Die Bank of England macht ihre Ankündigung jetzt wahr: Der Computer-Pionier Alan Turing wird zukünftig auf der höchsten Banknote zu sehen sein, die die englische Staatsbank ausgibt: Sein Porträt ziert den neuen 50-Pfund-Schein. Die Notenbank ist aktuell dabei, die Geldscheine der britischen Währung komplett um­zu­stel­len. Bei den 20-Pfund-Noten ist die neueste Generation bereits im Umlauf. Diese be­ste­hen nicht mehr aus Papier, sondern einem Polymer, wodurch die Haltbarkeit und auch die Fäl­schungs­si­cher­heit deutlich gesteigert werden sollen. Als nächstes ist nun der 50-Pfund-Wert an der Reihe.

Wie die Bank of England mitteilte, werde man mit der Ausgabe der neuen Scheine am 23. Juni beginnen. Der Termin wurde aus gutem Grund gewählt: Es handelt sich um den Ge­burts­tag Alan Turings. Dies macht deutlich, wie stark sich das Verhältnis des Landes be­zie­hungs­wei­se seiner Führungsschicht zu dem Wissenschaftler gewandelt hat. Alan Turing auf 50-Pfund-BanknoteDie alte Papier-Note mit James Watt und Matthew Boulton Alan Turing auf 50-Pfund-BanknoteDie neue Polymer-Note mit Alan Turing Notenbankchef Andrew Bailey erklärte, dass Turing heute vielen für seine Arbeiten zum Bre­chen feindlicher Codes im Zweiten Weltkrieg bekannt ist.
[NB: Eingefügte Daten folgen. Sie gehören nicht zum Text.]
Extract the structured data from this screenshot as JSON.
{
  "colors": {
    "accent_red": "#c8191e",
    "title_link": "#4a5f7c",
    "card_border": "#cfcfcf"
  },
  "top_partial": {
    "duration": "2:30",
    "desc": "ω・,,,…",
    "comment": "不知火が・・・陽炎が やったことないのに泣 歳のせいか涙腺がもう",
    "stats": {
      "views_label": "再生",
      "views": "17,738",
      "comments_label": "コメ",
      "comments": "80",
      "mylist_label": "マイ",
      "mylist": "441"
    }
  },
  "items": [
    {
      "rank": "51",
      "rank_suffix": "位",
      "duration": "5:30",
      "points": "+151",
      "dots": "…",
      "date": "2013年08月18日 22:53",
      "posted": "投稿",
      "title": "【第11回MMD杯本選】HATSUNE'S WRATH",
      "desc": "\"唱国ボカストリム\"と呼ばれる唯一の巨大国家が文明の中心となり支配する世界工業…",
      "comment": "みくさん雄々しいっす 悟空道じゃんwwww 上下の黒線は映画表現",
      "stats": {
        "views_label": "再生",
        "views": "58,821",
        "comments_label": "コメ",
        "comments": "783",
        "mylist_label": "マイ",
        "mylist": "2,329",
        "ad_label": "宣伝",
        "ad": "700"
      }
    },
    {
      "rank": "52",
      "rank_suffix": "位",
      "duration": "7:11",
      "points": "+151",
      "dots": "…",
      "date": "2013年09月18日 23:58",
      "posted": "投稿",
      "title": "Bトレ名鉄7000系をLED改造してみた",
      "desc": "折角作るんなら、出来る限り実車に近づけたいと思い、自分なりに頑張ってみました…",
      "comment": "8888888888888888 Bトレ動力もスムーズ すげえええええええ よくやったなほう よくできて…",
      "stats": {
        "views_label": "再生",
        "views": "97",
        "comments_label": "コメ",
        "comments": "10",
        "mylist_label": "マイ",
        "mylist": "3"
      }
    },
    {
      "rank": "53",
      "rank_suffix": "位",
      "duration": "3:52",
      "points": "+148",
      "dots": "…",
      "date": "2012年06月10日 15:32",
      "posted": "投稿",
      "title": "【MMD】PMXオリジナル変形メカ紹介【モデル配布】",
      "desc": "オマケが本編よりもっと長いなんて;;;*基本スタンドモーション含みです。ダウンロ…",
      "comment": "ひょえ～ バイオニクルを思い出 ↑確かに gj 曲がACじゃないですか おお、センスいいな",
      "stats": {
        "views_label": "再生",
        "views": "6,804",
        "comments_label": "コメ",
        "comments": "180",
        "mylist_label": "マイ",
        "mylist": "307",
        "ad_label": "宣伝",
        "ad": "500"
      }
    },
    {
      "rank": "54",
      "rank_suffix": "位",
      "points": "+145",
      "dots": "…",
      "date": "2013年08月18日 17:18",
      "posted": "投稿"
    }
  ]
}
Seine Leistungen sorgten nach Ein­schät­zung von Historikern wahrscheinlich für eine Verkürzung der Kriegsdauer und halfen letzt­lich viele Leben zu retten. Bailey betonte darüber hinaus aber auch den Wert der Ar­bei­ten des In­for­ma­tik-Pioniers für die Entwicklung der Computer-Technik und der Künst­li­chen In­tel­li­genz, was unser aller Leben heute maßgeblich beeinflusse.

Computer statt Dampfmaschine

Die Bedeutung Turings zeigt sich somit eben nicht nur daran, dass er überhaupt auf die wert­volls­te Pfund-Note gedruckt wird. Er er­setzt auf diesen nämlich auch den Ingenieur James Watt und dessen unternehmerischen Part­ner Matthew Boulton, die mit der Ent­wick­lung der Dampf­ma­schi­ne die Grund­la­gen für die wirt­schaft­li­che Macht Englands über die letzten Jahr­hun­der­te legten.

Zu seinen Lebzeiten war Turing allerdings mit ei­ner englischen Gesellschaft konfrontiert, die ihm alles andere als Wohlgesonnen war. Auf­grund seiner Homosexualität wurde der Wissenschaftler diskriminiert und hatte sich am En­de zwi­schen einer Gefängnisstrafe oder einer Hormonbehandlung zu entscheiden. Er wähl­te letz­te­res und erkrankte an einer Depression, aus der er nur den Suizid als Ausweg sah.